I giornalisti, sconcertati, hanno evitato di incontrare il suo sguardo, visibilmente poco convinti dalla sua affermazione.

In tutta onestà, quando un capitano deve far valere che ha autorità, forse quell’autorità è già in dubbio.

Non è un segreto: Suzuki sta attraversando un letargo personale e, sotto la sua presunta “voce grossa”, il canadese continua a sprofondare in classifica.

La squadra è ora alla quarta serie di cinque sconfitte consecutive da quando ha indossato la “C.” Eppure, in ogni sequenza difficile, Suzuki sembra adottare il ruolo di spettatore più che di leader.

In questo contesto, il suo tentativo di rassicurare con le parole suona falso:

“Cerco di dire e fare le cose giuste”ha spiegato. Ma dove sono le azioni per sostenere queste parole?

Nel frattempo, Brendan Gallagher, che dà l’esempio in ogni partita con la sua intensità e determinazione, avrebbe forse più legittimità per ispirare i suoi compagni di squadra.

Gallagher non ha bisogno di farsi ricordare che “ha una voce grossa”: la fa sentire attraverso le sue azioni.

Ma per Suzuki il disagio persiste. E quando apprendiamo che Shea Weber, un rispettato ex capitano, ha fatto una visita a sorpresa, immaginiamo che i consigli di Weber sulla leadership debbano sicuramente aver irritato il nostro capitano in carica.

Forse addirittura, senza dirlo apertamente, Weber si è chiesto come la sua eredità di capitano possa essere finita nelle mani di un giocatore che, a detta di tutti, fatica a imporre qualsiasi autorità.

Per una squadra in caduta libera, avere un capitano che ispira, che indica la strada con il suo gioco e il suo atteggiamento, è essenziale.

A questo punto, il ruolo di Suzuki sembra diventare più una comparsa in una commedia che richiede un ragazzo che assumerà il ruolo principale.

Nick Suzuki, visibilmente a disagio, ha provato a fare il capitano davanti ai media, ma ha avuto l’effetto opposto.

L’atmosfera si è fatta pesante, e i giornalisti presenti si sono scambiati sguardi imbarazzati, alcuni addirittura abbassando gli occhi, come per non tradire il loro disagio.

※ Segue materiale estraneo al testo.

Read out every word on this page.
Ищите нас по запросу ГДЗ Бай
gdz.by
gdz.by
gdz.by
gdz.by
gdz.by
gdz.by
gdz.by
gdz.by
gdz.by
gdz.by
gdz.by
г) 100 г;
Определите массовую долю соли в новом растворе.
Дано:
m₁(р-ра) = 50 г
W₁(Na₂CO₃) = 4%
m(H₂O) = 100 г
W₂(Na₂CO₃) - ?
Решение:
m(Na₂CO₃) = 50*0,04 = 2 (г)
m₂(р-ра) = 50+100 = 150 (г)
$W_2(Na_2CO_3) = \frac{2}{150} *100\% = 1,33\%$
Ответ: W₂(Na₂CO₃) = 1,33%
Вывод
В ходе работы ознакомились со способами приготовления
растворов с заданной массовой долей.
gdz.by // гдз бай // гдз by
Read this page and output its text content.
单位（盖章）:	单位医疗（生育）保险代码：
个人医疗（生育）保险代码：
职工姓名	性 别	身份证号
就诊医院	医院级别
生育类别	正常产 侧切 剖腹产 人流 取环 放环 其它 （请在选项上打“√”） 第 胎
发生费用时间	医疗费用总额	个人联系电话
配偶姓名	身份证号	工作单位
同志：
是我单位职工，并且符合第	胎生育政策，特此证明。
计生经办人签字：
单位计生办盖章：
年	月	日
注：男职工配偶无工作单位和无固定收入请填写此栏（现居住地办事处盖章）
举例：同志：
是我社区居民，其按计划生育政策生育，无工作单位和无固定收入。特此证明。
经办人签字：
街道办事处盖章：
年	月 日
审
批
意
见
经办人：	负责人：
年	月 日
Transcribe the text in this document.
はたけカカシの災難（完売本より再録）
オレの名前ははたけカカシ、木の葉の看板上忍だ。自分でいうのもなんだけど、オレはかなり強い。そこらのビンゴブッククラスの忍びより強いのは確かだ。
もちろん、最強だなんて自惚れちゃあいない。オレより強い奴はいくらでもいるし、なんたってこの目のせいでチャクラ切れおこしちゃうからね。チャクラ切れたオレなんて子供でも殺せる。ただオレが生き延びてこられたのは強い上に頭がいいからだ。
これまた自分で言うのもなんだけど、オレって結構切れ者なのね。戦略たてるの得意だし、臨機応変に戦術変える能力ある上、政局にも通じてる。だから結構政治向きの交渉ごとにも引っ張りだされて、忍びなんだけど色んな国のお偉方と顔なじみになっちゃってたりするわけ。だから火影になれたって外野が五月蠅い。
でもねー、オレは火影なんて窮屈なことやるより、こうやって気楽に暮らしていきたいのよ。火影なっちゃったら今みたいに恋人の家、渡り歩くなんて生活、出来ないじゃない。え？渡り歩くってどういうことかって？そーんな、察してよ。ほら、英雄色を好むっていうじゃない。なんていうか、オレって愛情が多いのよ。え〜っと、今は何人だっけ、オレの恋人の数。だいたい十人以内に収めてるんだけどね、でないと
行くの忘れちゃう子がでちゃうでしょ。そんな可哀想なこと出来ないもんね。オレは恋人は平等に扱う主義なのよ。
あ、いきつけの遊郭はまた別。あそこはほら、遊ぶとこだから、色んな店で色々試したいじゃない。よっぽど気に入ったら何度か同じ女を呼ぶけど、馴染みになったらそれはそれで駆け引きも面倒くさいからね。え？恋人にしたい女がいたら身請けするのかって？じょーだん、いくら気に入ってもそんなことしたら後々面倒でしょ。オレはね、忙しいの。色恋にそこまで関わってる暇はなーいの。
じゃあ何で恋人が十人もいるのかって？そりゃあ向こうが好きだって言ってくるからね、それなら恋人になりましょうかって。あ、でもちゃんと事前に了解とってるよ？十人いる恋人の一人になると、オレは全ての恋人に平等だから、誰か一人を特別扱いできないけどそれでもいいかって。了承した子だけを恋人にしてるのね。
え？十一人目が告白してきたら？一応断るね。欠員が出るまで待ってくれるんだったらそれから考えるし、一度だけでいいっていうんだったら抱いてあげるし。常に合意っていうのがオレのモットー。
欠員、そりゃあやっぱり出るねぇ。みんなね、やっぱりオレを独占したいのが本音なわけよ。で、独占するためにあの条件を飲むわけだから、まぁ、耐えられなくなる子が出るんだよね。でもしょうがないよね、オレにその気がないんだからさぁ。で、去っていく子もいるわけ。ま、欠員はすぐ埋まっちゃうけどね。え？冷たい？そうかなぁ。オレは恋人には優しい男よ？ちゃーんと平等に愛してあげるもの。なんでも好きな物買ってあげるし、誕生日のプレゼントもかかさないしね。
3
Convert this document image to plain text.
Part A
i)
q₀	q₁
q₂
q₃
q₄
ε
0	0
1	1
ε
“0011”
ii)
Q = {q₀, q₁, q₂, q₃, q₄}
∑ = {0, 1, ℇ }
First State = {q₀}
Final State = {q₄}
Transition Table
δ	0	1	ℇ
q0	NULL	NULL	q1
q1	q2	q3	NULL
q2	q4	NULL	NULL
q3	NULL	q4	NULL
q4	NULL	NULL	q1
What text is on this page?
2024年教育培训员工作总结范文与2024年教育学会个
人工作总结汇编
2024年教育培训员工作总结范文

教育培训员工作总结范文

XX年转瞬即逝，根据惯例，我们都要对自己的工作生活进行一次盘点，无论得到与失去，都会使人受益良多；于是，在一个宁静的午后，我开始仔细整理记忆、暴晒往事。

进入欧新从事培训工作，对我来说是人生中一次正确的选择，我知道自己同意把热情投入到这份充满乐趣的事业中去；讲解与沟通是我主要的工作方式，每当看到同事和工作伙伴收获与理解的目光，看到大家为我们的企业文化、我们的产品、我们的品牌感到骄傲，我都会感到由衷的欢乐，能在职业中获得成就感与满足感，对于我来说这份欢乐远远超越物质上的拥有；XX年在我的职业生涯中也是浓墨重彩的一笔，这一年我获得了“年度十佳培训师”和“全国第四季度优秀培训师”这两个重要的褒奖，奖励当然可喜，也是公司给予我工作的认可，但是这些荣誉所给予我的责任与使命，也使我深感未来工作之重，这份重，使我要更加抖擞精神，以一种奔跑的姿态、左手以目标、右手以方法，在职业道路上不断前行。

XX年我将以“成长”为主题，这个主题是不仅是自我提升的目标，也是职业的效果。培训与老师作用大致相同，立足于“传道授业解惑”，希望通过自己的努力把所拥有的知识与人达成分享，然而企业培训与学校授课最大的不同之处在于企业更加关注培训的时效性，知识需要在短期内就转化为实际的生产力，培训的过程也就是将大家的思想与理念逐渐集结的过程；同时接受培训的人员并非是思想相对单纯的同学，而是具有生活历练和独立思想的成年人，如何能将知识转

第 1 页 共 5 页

Il tono disinvolto di Suzuki non ha fatto altro che amplificare l’impressione di un capitano che non sembra essere all’altezza delle sue stesse parole.

Dire che ha “una voce grossa” non è bastato a convincere i giornalisti, abituati a sentire i leader imporsi con le loro azioni molto più che con le dichiarazioni.

I giornalisti, abituati alle conferenze stampa di ex capitani come Shea Weber, avevano visibilmente difficoltà a credere nell’autorità del giovane capitano.

Mentre cercava di difendere il suo ruolo, sul suo viso apparve un lieve sorriso nervoso, che tradiva una mancanza di fiducia che rafforzava il disagio generale.

A questo punto, diversi giornalisti si sono scambiati sguardi discreti, alcuni si sono trattenuti a malapena dal roteare gli occhi.

Non è un capitano, è una comparsa.

I giornalisti, visibilmente irritati, sembravano volere qualcos’altro da Suzuki: un discorso più stimolante, un appello alla resilienza, qualcosa che dimostrasse che è disposto a difendere la sua squadra anche nei momenti più bui.

Ma invece sono stati trattati come un’affermazione di autorità che suonava falsa e un tentativo di giustificazione che non ha convinto nessuno.

Questa scena la dice lunga sul disagio attorno a Suzuki e al suo ruolo di capitano.

Suzuki potrebbe presto perdere ogni credibilità, non solo nello spogliatoio, ma anche tra i tifosi del Montreal.